# External drive for both pc and macbook



## belgiantaff (May 20, 2017)

I hold my LR catalogue and files on an external Lacie drive, and run LR on a Windows 10 pc and on my macbook. Recently the Lacie drive has been giving trouble but only on the mac - it works well on the pc.
Has anyone an recommendation on what I can buy to replace the Lacie, please? I need around 300Gb for my photo files.


----------



## clee01l (May 20, 2017)

The LaCie brand is now owned by Seagate.  Your other choices are Western Digital and Toshiba.   LaCie is certainly well experienced with MacOS.  It simply may be that the current drive has reached the end of it usable life.  I'd get another LaCie if the price was reasonable.


----------



## Roelof Moorlag (May 20, 2017)

Nice diagram Cletus!


----------



## Roelof Moorlag (May 20, 2017)

belgiantaff said:


> I hold my LR catalogue and files on an external Lacie drive, and run LR on a Windows 10 pc and on my macbook. Recently the Lacie drive has been giving trouble but only on the mac - it works well on the pc.
> Has anyone an recommendation on what I can buy to replace the Lacie, please? I need around 300Gb for my photo files.

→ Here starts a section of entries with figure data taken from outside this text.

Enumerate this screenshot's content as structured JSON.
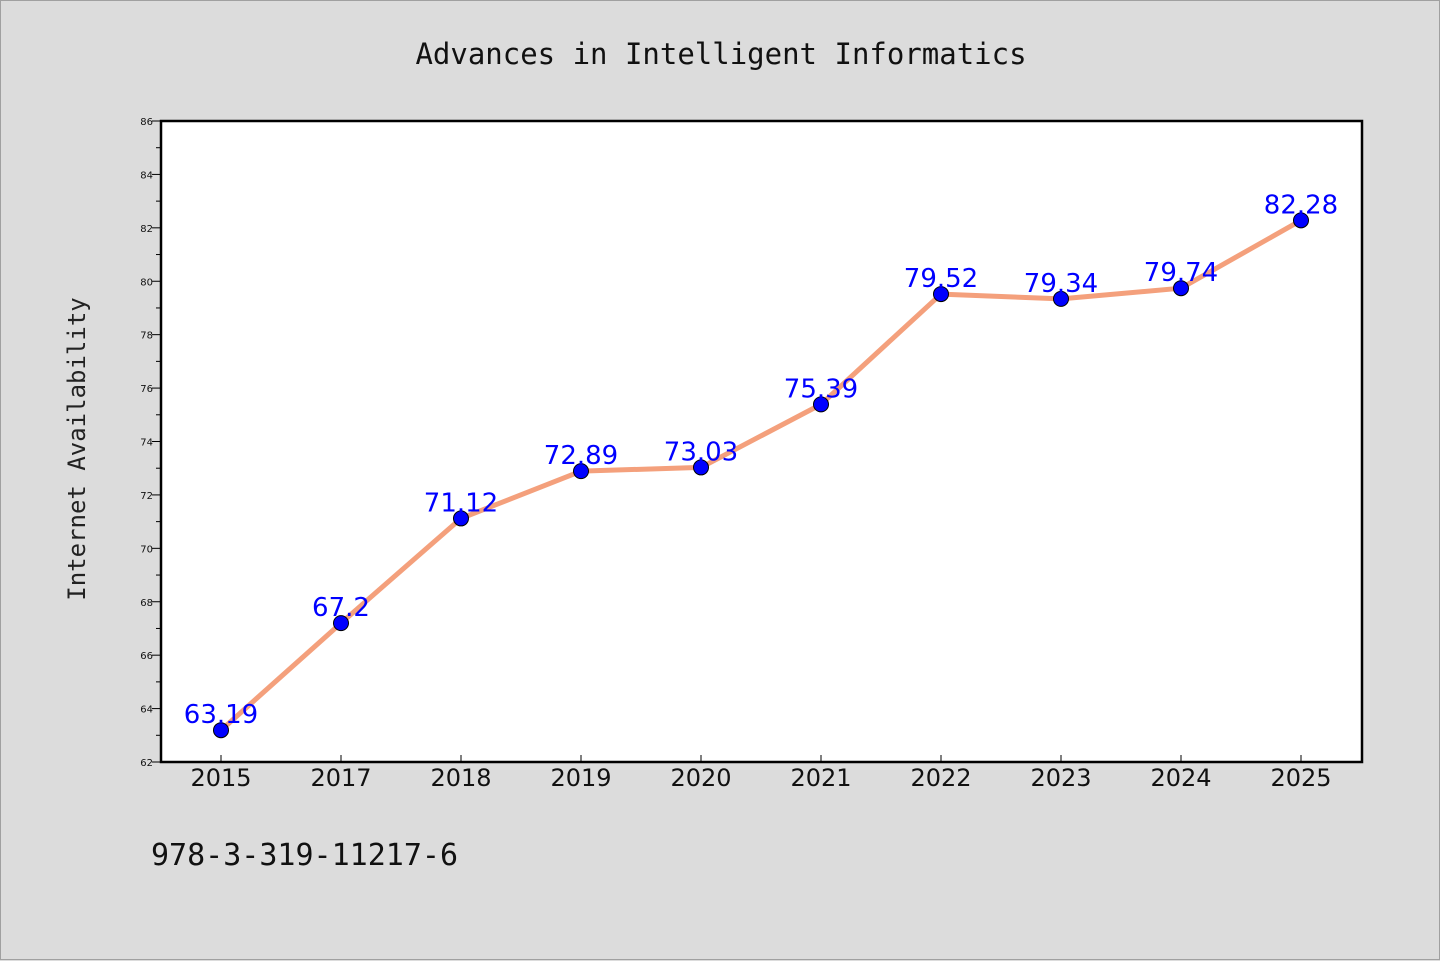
{
  "chart_data": {
    "type": "line",
    "title": "Advances in Intelligent Informatics",
    "xlabel": "",
    "ylabel": "Internet Availability",
    "categories": [
      "2015",
      "2017",
      "2018",
      "2019",
      "2020",
      "2021",
      "2022",
      "2023",
      "2024",
      "2025"
    ],
    "series": [
      {
        "values": [
          63.19,
          67.2,
          71.12,
          72.89,
          73.03,
          75.39,
          79.52,
          79.34,
          79.74,
          82.28
        ]
      }
    ],
    "data_labels": [
      "63.19",
      "67.2",
      "71.12",
      "72.89",
      "73.03",
      "75.39",
      "79.52",
      "79.34",
      "79.74",
      "82.28"
    ],
    "ylim": [
      62,
      86
    ],
    "yticks": [
      62,
      64,
      66,
      68,
      70,
      72,
      74,
      76,
      78,
      80,
      82,
      84,
      86
    ],
    "grid": false,
    "line_color": "#f4a07c",
    "marker_color": "#0000ff",
    "label_color": "#0000ff"
  },
  "footer": {
    "isbn": "978-3-319-11217-6"
  }
}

Windows and Mac are not using the same filesystems so standard a new drive could cause some trouble to write on both platforms. Do you know how you have handled this on your current EHD? If not, you can come back here when your new hardrive has arrived.


----------



## clee01l (May 20, 2017)

Roelof Moorlag said:


> Nice diagram Cletus!


Thank Wikipedia.


----------



## clee01l (May 20, 2017)

Roelof Moorlag said:


> Windows and Mac are not using the same filesystems so standard a new drive could cause some trouble to write on both platforms. Do you know how you have handled this on your current EHD? If not, you can come back here when your new hardrive has arrived.

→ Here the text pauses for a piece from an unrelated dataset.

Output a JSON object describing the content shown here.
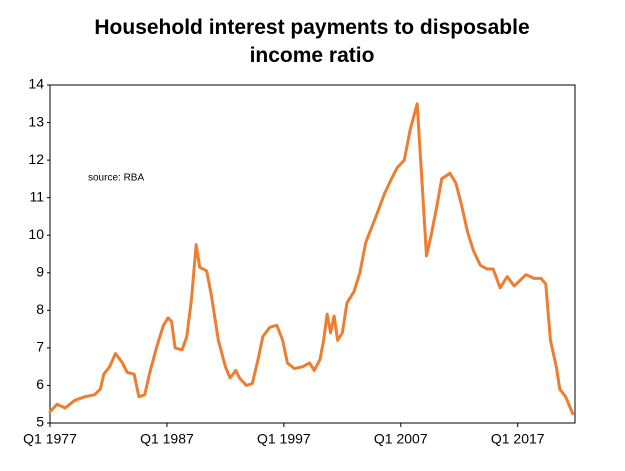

Since it has worked for the OP in the past, presumably the volume is using exFAT as the universal file system or the OP has formatted it NTFS and runs an intermediate app to read and write NTFS files on MacOS.


----------



## belgiantaff (May 23, 2017)

The LaCie is formatted as exFAT. It is now working, but seems very much slower on the mac (Sierra latest; 16Gb) than on the pc (Win 10; 24Gb). The mac takes an eternity to load the catalogue and pictures, whilst on the pc it is almost immediate.


----------



## clee01l (May 23, 2017)

belgiantaff said:


> The LaCie is formatted as exFAT. It is now working, but seems very much slower on the mac (Sierra latest; 16Gb) than on the pc (Win 10; 24Gb). The mac takes an eternity to load the catalogue and pictures, whilst on the pc it is almost immediate.


Then the question becomes one of I/O which has nothing to do with LR.  How is the EHD connected to each machine?  USB2 (slower) or USB3 (faster)?  Is there a USB hub involved?  Can you connect the LaCie to the Mac via a Thunderbolt port (fastest)?


----------



## belgiantaff (May 23, 2017)

Yes, that must be it. The mac has only USB2 whilst the pc has usb3 connections. I can't connect the LaCie using thunderbolt unless it will accept a different cable - I'll research that . Thanks a lot!


----------